Dial W For Dining: Winchester’s Rising Restaurant Scene


It’s all the fault of the Wykeham Arms. This pub, which has won countless awards and which sits snugly by the college, is well known for its high-class wines and beers, cosy décor which predominantly involves reclaimed school desks and, of course, excellent food. What it does not do is to admit children, and so, given our trip to Winchester was intended to be a family-friendly one, we had to alter our original plans of eating at the Wykeham thrice daily for a few days, and go out into the wider city and explore.

This very quickly proved a blessing. Winchester now essentially offers three kinds of restaurants; the high-end, whether individual or outposts of well-known restaurateurs, the quirky independent and those that can be found in any sizeable town or city. Eschewing the third category (although it should be noticed that even the unadventurous likes of Ask, Zizzi and, especially here, Pizza Express occupy far more beautiful and historic locations than their stablemates usually do), we decided to concentrate on a mixture of places that summed up Winchester dining in 2018. So, although we had to pass up the (beautiful, historic and non-child-friendly) Chesil Rectory and (beautiful…you get the picture) Black Rat, we dined exceptionally well.

Primus inter pares in this regard are two high-end newcomers, a very recent Ivy towards the top of the High Street and Rick Stein’s establishment further down the street. I’ve written elsewhere on The Arbuturian about why I think that the Ivy’s rapid expansion into southern England is a good thing – as long as the quality remains at this sort of level – but there’s no doubt that the Winchester branch is a particularly special one, thanks to the friendly service, brilliant food (I’m not going to forget the starter of wasabi prawns and salt and pepper squid in a hurry, or the on-the-bone rib-eye steak) and blend of comfort and style.

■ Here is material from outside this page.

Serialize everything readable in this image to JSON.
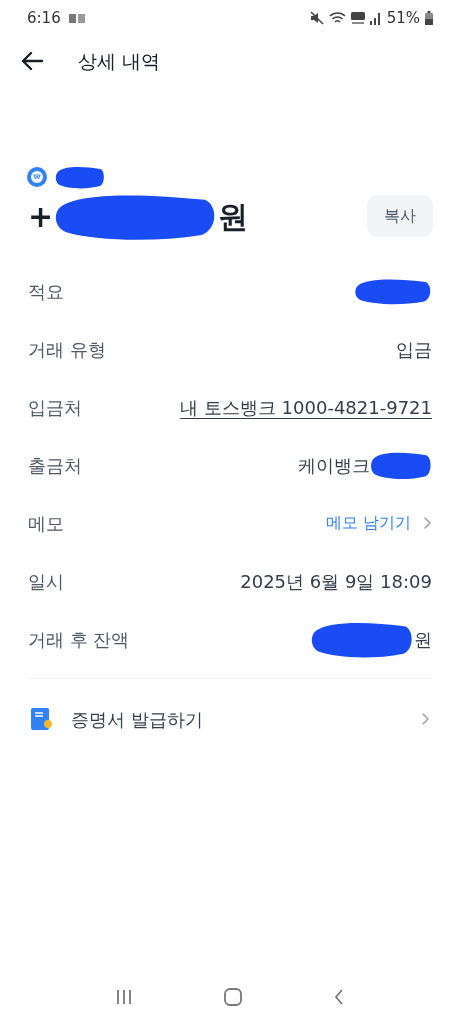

It manages to feel exclusive, and yet accessible, which is the best combination of factors. Full marks, too, to how the staff managed to make a small child feel part of the lunch, rather than simply an appendage to her grown-ups. And the salted caramel espresso martini with which I ended the meal was divine.

The eponymous Stein’s, meanwhile, is a more unusual beast. Rick Stein hasn’t gone for as comprehensive an expansion as the Ivy, but the non-Cornwall places in which he has set up shop – the likes of Barnes, Marlborough and Sandbanks – are all well-heeled places with an appreciative clientele, and so it is in Winchester. We felt that the lighting was, perhaps, a touch on the bright side, which made the whole thing slightly less relaxing than it might have been otherwise, but the food – slightly simplified and less expensive versions of what might be had at Stein’s Padstow flagship – is properly excellent.

I loved the smoked salmon and horseradish cream and was blown away by the Indonesian seafood curry, which was spiced to perfection, just as my wife said that her sea bass was some of the best she’d ever tried. And the faintly unusual desserts, such as Mexican rice pudding with honeycomb and mango, work beautifully, making a visit here an absolute treat (if unavoidably not on the cheap side.)

And thence to a couple of top-notch independents, both of which establish themselves as amongst the very best in their respective cuisines anywhere in England. I’m not naturally an enormous aficionado of Japanese cuisine, and after a couple of hours spent trying (and failing) to wrangle my daughter to sleep, I turned up for dinner at the Kyoto Kitchen in the Parchment Street area of the city in a less relaxed mood than I would have been. Just as well, then, that the meal was sublime from start to finish.

On and on come the delights; plump chicken gyoza, perfectly crisp kara-age, sea bass tempura (or isobar-agè, to give it its accurate name) and one of the highlights I’ve eaten anywhere all year was the so-called ‘Winchester roll’, a sushi roll using fresh Hampshire-grown wasabi, a more delicate and satisfying concoction than the usual mustard-fierce green paste. Larger plates of miso lamb and chicken teriyaki did a fine job of satisfying appetites, as did a scrumptious bottle of Marlborough Pinot Gris from the short, well-put-together wine list; by the time that we ended with some perfect mochi ice cream, we were convinced that we’d found the best Japanese food outside Kyoto itself.

And then last, but not least, Pi pizza, situated a short walk away from the station, in the up and coming Fulflood district of the city. I’d heard excellent things about their 72-hour fermented dough and near-legendary 20-inch pizzas, which nod to what Homeslice has done in London but are very much their own entity.

The behemoth that we shared, a combination of three different toppings – aubergine with garlic and chilli, Serrano ham with tomatoes and truffle oil and salami with aubergine and feta – is the stuff of dreams, but all of the top-notch ingredients, including perfect burrata with caramelised figs for a small plates, are some of the very best that we’ve tried. Pi is, apparently all set to embark on a roll-out, having already opened a restaurant in Battersea and with more to come in the future. On this evidence, they can’t come quickly enough.

So, there we are; four fantastic restaurants, all of which will reward repeated visits. Lucky Winchester residents, and lucky us, too; proof, if it was needed, that there is more to this city than the Wykeham Arms.